The din and clamor of the market, a place of chaos only minutes before, disappeared as if by magic, replaced by orderly rows
of the faithful silently preparing their hearts and minds for communication with God.

La ilaha illallah!
There is no God but Allah!

As the last echo of the call to prayer faded away in the
hamsin
winds, a serious young man joined the faithful in the marketplace outside the mosque. He hurriedly spread a prayer rug near
the back of the throng before the communal prayers began. His skin was smoky dark, like that of the others, and he was dressed
as any one of hundreds of Palestinian students from the nearby Islamic University, in his white dress shirt and dark slacks.
His dark hair was cropped close to his head, covered by a knitted lace prayer cap, and he had a worn leather rucksack for
his texts and research. He was a small man of slight build. With his boyish face, he looked nineteen, maybe twenty.

But as he stood at attention, his right hand over his left on his chest as prescribed by the Prophet, chanting “Glory and
praise be to You, Oh God” in Arabic with the others, the eyes he raised toward Mecca were seemingly without bottom, round
and dark. He might be seeing all the way to the spires of the holy city itself with those eyes.

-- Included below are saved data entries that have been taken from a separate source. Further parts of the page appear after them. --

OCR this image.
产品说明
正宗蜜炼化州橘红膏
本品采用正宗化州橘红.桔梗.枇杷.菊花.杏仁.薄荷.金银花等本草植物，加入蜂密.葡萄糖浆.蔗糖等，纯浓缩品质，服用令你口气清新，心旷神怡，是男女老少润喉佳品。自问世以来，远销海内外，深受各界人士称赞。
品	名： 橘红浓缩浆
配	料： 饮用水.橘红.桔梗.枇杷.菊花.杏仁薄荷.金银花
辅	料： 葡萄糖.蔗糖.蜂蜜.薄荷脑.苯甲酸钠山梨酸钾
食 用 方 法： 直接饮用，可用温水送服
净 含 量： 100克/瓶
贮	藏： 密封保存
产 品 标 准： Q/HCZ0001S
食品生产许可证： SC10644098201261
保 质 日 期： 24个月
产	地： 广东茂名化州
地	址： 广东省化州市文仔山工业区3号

Bismillahir rahmanir rahim
,” his prayers continued, followed by
ruku
, bowing to God in a show of love and respect. Three times the young man chanted “Glory be to my Great Lord and praise be
to Him,” and three times he bowed low in the presence of God with the other faithful.

Then the ultimate act of humility: proud men prostrate before God on the gravel of the marketplace, hands, faces, knees touching
the ground. “God is greater than all else.” As the worshipers returned to their knees for their personal prayers, no one noticed
the young student in the back of the congregation reach into his leather bag.

The eerie quiet of a hundred men’s silent petitions to Allah was suddenly shattered by the howl of an automatic weapon. Soundlessly,
a row of pious men toppled from their knees to the ground, dead before their “Amen.”

Then the screaming, the wailing, as the followers of Islam tried to struggle to their feet, to run in horror, to flee, but
the young man, dark eyes burning with centuries of hate and vengeance, was merciless, cutting them down in the same orderly
rows in which they’d prayed.

Before those inside the Akhirah Mosque even realized that their worship had been interrupted, forty-three Palestinian men
lay dead or dying, their blood drenching their prayer rugs and seeping into the gravel of the Jaffa Road marketplace.

The avenger with his finger on the trigger of the automatic stopped firing only when he saw the squad of Palestinian police
coming for him across the market, guns drawn. Whispering a sweet prayer to the God of his ancestors, the God of Moses and
of David, he turned the muzzle of the weapon toward himself and pulled the trigger once again.